On a sunny afternoon in 2018 I picked up fifteen-year-old Hannah from the Division of Family & Children Services. She carried nothing but a torn backpack and had no idea where she was going to live. My husband and I had been foster parents for a few years, so we were used to making up a bed when DFCS called. That day my family happened to be leaving for a vacation at Myrtle Beach. On the way there, Hannah had a chance to get to know our other foster and biological teenagers.
When we got to the shore, the girls bounded to the sand and ran into the waves. It was a perfect photo opportunity, and posting the picture on social media would have been a great way to introduce Hannah to our friends and family. But privacy rules do not allow us to post photographs online in which our foster children are recognizable. I waited until the kids were turned away from me to take a picture, then shared a shot of three girls facing away, toward the horizon.
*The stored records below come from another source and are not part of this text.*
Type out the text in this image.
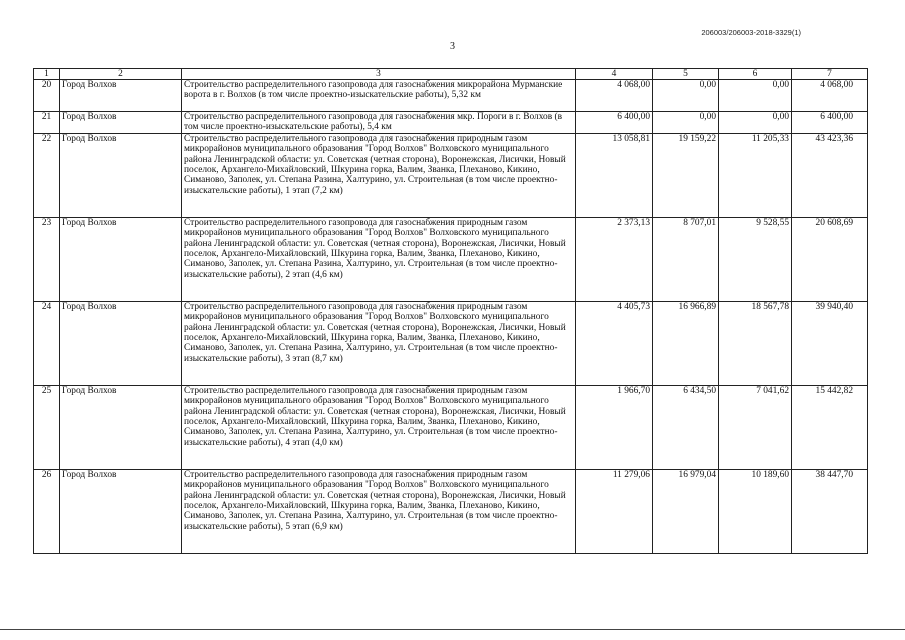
206003/206003-2018-3329(1)
3
1	2	3	4	5	6	7
20	Город Волхов	Строительство распределительного газопровода для газоснабжения микрорайона Мурманские ворота в г. Волхов (в том числе проектно-изыскательские работы), 5,32 км	4 068,00	0,00	0,00	4 068,00
21	Город Волхов	Строительство распределительного газопровода для газоснабжения мкр. Пороги в г. Волхов (в том числе проектно-изыскательские работы), 5,4 км	6 400,00	0,00	0,00	6 400,00
22	Город Волхов	Строительство распределительного газопровода для газоснабжения природным газом микрорайонов муниципального образования "Город Волхов" Волховского муниципального района Ленинградской области: ул. Советская (четная сторона), Воронежская, Лисички, Новый поселок, Архангело-Михайловский, Шкурина горка, Валим, Званка, Плеханово, Кикино, Симаново, Заполек, ул. Степана Разина, Халтурино, ул. Строительная (в том числе проектно-изыскательские работы), 1 этап (7,2 км)	13 058,81	19 159,22	11 205,33	43 423,36
23	Город Волхов	Строительство распределительного газопровода для газоснабжения природным газом микрорайонов муниципального образования "Город Волхов" Волховского муниципального района Ленинградской области: ул. Советская (четная сторона), Воронежская, Лисички, Новый поселок, Архангело-Михайловский, Шкурина горка, Валим, Званка, Плеханово, Кикино, Симаново, Заполек, ул. Степана Разина, Халтурино, ул. Строительная (в том числе проектно-изыскательские работы), 2 этап (4,6 км)	2 373,13	8 707,01	9 528,55	20 608,69
24	Город Волхов	Строительство распределительного газопровода для газоснабжения природным газом микрорайонов муниципального образования "Город Волхов" Волховского муниципального района Ленинградской области: ул. Советская (четная сторона), Воронежская, Лисички, Новый поселок, Архангело-Михайловский, Шкурина горка, Валим, Званка, Плеханово, Кикино, Симаново, Заполек, ул. Степана Разина, Халтурино, ул. Строительная (в том числе проектно-изыскательские работы), 3 этап (8,7 км)	4 405,73	16 966,89	18 567,78	39 940,40
25	Город Волхов	Строительство распределительного газопровода для газоснабжения природным газом микрорайонов муниципального образования "Город Волхов" Волховского муниципального района Ленинградской области: ул. Советская (четная сторона), Воронежская, Лисички, Новый поселок, Архангело-Михайловский, Шкурина горка, Валим, Званка, Плеханово, Кикино, Симаново, Заполек, ул. Степана Разина, Халтурино, ул. Строительная (в том числе проектно-изыскательские работы), 4 этап (4,0 км)	1 966,70	6 434,50	7 041,62	15 442,82
26	Город Волхов	Строительство распределительного газопровода для газоснабжения природным газом микрорайонов муниципального образования "Город Волхов" Волховского муниципального района Ленинградской области: ул. Советская (четная сторона), Воронежская, Лисички, Новый поселок, Архангело-Михайловский, Шкурина горка, Валим, Званка, Плеханово, Кикино, Симаново, Заполек, ул. Степана Разина, Халтурино, ул. Строительная (в том числе проектно-изыскательские работы), 5 этап (6,9 км)	11 279,06	16 979,04	10 189,60	38 447,70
Most of the other foster parents I know take in babies. When they post pictures online, they cover the children’s faces with emojis. But Hannah had been torn away from the home she knew and the people she shared a name with. She didn’t want her face stamped with a digital sticker. We did what we could. At Halloween she picked out a pumpkin to carve for the first time in her life and proudly held it high, in front of her face, for the picture. On Christmas morning she held up the dog. In the spring I captured her and the other girls in kayaks on the lake, far in the distance, and at Easter we took a family photo on the porch, our foster girls leaning against the rail, looking away from the camera.
In the summer of 2020 Hannah decided she wanted to stay in our home for good. After the adoption I posted a picture on social media of us standing together, arms entwined, for everyone to see.